Files
DMCT-NOTES/unit 3/03_FP_Growth_Algorithm.md
2025-11-24 16:55:19 +05:30

1.2 KiB

FP-Growth Algorithm

FP-Growth (Frequent Pattern Growth) is a faster and more efficient algorithm than Apriori.

Why is it better?

  • Apriori scans the database many times (once for size 1, once for size 2, etc.). This is slow.
  • FP-Growth scans the database only twice.
    1. First scan: Count frequencies.
    2. Second scan: Build the FP-Tree.

The FP-Tree

An FP-Tree (Frequent Pattern Tree) is a compressed tree structure that stores all the transaction information.
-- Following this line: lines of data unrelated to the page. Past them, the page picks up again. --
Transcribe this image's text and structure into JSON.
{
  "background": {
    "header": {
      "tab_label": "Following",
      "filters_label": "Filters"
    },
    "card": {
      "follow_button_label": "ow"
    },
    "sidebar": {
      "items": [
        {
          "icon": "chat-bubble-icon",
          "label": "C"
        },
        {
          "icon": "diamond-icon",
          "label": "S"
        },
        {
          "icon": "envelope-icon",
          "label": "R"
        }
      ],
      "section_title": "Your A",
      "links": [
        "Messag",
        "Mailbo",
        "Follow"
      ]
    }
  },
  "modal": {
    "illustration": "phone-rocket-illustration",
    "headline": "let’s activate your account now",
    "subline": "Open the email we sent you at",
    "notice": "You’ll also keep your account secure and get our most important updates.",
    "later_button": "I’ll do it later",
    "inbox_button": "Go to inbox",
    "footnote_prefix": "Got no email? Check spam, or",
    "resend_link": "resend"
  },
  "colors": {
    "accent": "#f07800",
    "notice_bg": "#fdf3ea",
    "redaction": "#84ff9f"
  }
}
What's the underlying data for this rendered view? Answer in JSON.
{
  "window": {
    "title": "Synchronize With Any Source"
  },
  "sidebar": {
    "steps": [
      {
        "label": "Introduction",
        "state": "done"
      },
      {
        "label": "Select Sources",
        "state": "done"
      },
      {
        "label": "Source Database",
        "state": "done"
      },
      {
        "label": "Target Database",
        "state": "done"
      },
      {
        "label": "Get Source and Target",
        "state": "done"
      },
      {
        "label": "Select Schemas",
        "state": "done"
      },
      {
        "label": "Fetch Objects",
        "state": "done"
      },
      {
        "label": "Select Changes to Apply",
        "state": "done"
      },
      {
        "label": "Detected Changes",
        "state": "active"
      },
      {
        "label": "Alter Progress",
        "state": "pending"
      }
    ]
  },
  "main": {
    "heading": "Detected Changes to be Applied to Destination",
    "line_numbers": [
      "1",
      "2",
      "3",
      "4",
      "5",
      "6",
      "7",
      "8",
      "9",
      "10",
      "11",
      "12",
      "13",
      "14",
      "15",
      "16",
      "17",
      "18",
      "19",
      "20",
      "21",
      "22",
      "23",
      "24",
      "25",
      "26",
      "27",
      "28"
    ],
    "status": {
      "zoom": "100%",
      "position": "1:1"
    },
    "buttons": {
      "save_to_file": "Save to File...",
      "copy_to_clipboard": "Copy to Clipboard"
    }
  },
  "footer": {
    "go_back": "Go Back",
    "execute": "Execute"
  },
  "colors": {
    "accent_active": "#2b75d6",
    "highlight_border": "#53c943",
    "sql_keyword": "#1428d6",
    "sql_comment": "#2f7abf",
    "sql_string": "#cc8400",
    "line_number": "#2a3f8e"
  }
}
  • More frequent items are near the root (top).
  • Less frequent items are leaves (bottom).

Steps

  1. Count Frequencies: Find support for all items. Drop infrequent ones.
  2. Sort: Sort items in each transaction by frequency (Highest to Lowest).
  3. Build Tree: Insert transactions into the tree. Shared items share the same path.
  4. Mine Tree:
    • Start from the bottom (least frequent item).
    • Build a "Conditional Pattern Base" (all paths leading to that item).
    • Construct a "Conditional FP-Tree".
    • Recursively find frequent patterns.

Divide and Conquer

FP-Growth uses a Divide and Conquer strategy. It breaks the problem into smaller sub-problems (conditional trees) rather than generating millions of candidate sets like Apriori.